Re: latest linus-2.5 BK broken

From: Linus Torvalds (torvalds@transmeta.com)
Date: Wed Jun 19 2002 - 11:28:40 EST


On Thu, 20 Jun 2002, Rusty Russell wrote:
> > and then add a few simple operations like
> >
> > cpumask_and(cpu_mask_t * res, cpu_mask_t *a, cpu_mask_t *b);
>
> Sure... or just make all archs supply a "cpus_online_of(mask)" which
> does that, unless there are other interesting cases. Or we can go the
> other way and have a general "and_region(void *res, void *a, void *b,
> int len)". Which one do you want?

There are definitely other "interesting" cases that already do the full
bitwise and/or on bitmasks - see sigset_t and sigaddset/sigdelset/
sigfillset. It's really the exact same code, and the exact same issues.

The problem with a generic "and_region" is that it's a slight amount of
work to make sure that we optimize for the common cases (and since I'm not
a huge believer in hundreds of nodes, I consider the common case to be a
single word). And do things like just automatically get the UP case right:
which we do right now by just virtue of having a constant cpu_online_mask,
and letting the compiler just do the (obvious) optimizations.

I'm a _huge_ believer in having generic code that is automatically
optimized away by the compiler into nothingness. (And by contrast, I
absolutely _detest_ #ifdef's in source code that makes those optimizations
explicit). But that sometimes requires some thought, notably making sure
that all constants hang around as constants all the way to the code
generation phase (this tends to mean inline functions and #defines).

It _would_ probably be worthwhile to try to have better support for
"bitmaps" as real kernel data structures, since we actually have this
problem in multiple places. Right now we already use bitmaps for signal
handling (one or two words, constant size), for FD_SET's (variable size),
for various filesystems (variable size, largish), and for a lot of random
drivers (some variable, some constant).

It wasn't that long ago that I added a "bitmap_member()" macro to
<linux/types.h> to declare bitmaps exactly because a lot of people _were_
doing it and getting it wrong. Actually, the most common case was not a
bug, but a latent problem with code that did something like

        unsigned char bitmap[BITMAP_SIZE/8];

which works on x86 as long as the bitmap size was a multiple of 8.

It would probably make sense to make a real <linux/bitmap.h>, move the
bitmap_member() there (and rename to "bitmap_declare()" - it's called
member because all the places I first looked at were structure members),
and add some simple generic routines for handling these things.

(We've obviously had the bit_set/clear/test() stuff forever, but the more
involved stuff should be fairly easy to abstract out too, instead of
having special functions for signal masks).

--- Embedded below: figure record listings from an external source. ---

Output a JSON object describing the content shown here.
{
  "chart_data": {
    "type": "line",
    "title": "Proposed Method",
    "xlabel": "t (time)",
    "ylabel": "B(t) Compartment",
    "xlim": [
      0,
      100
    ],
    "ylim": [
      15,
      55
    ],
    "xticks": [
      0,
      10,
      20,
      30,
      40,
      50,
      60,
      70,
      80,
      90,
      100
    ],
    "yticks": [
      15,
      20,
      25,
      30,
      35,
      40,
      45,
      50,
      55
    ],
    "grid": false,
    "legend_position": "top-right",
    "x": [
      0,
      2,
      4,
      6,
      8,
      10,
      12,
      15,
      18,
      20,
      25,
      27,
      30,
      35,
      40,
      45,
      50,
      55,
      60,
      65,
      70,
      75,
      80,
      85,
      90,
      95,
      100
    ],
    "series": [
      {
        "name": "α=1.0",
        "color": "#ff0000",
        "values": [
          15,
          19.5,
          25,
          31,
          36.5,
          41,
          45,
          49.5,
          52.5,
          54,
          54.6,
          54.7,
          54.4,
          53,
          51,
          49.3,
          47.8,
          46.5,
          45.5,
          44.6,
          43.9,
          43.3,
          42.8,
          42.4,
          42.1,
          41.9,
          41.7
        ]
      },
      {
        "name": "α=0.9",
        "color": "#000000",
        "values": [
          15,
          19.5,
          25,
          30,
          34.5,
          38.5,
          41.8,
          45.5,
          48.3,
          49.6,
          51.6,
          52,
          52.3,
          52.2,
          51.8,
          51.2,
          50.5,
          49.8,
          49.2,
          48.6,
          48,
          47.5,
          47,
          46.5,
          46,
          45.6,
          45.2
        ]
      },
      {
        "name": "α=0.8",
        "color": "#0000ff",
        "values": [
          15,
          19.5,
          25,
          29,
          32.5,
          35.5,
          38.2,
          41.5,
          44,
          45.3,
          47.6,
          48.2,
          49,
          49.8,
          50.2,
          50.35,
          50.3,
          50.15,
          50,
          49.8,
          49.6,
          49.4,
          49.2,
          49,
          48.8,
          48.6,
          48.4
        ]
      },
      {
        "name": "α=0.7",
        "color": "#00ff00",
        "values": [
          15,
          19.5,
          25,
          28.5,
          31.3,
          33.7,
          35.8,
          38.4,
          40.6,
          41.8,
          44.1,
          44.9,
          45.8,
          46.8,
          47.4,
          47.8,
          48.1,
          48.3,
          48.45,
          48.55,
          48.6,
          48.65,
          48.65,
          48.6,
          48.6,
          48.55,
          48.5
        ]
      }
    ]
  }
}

> Breaking userspace code does. One can be fixed if it proves to be a
> bottleneck. Understand?

What I don't understand is why you don't accept the fact that these
things can be considered infinitely big. There's nothing fundamentally
wrong with static allocation.

People who build thousand-node systems _are_ going to compile their own
distribution. Trust me. They aren't just going to slap down redhat-7.3 on
a 16k-node ASCI Purple. It makes no sense to do that. They may want to run
quake or something standard on it without recompiling, but especially the
maintenance stuff - the stuff which cares about CPU affinity - is a
nobrainer.

So you can easily just accept the fact that at some point the max number
of CPU's can be considered fixed. And that "some point" isn't even very
high, especially since bitmaps _are_ so dense that there is basically no
overhead to just starting out with

        #define MAX_CPU (1024)

        bitmap_declare(cpu_bitmap, MAX_CPU);

and let it be at that. That 1024 is already ridiculously high, in my
opinion - simply because people who are playing with bigger numbers _are_
going to be able to just increase the number and recompile.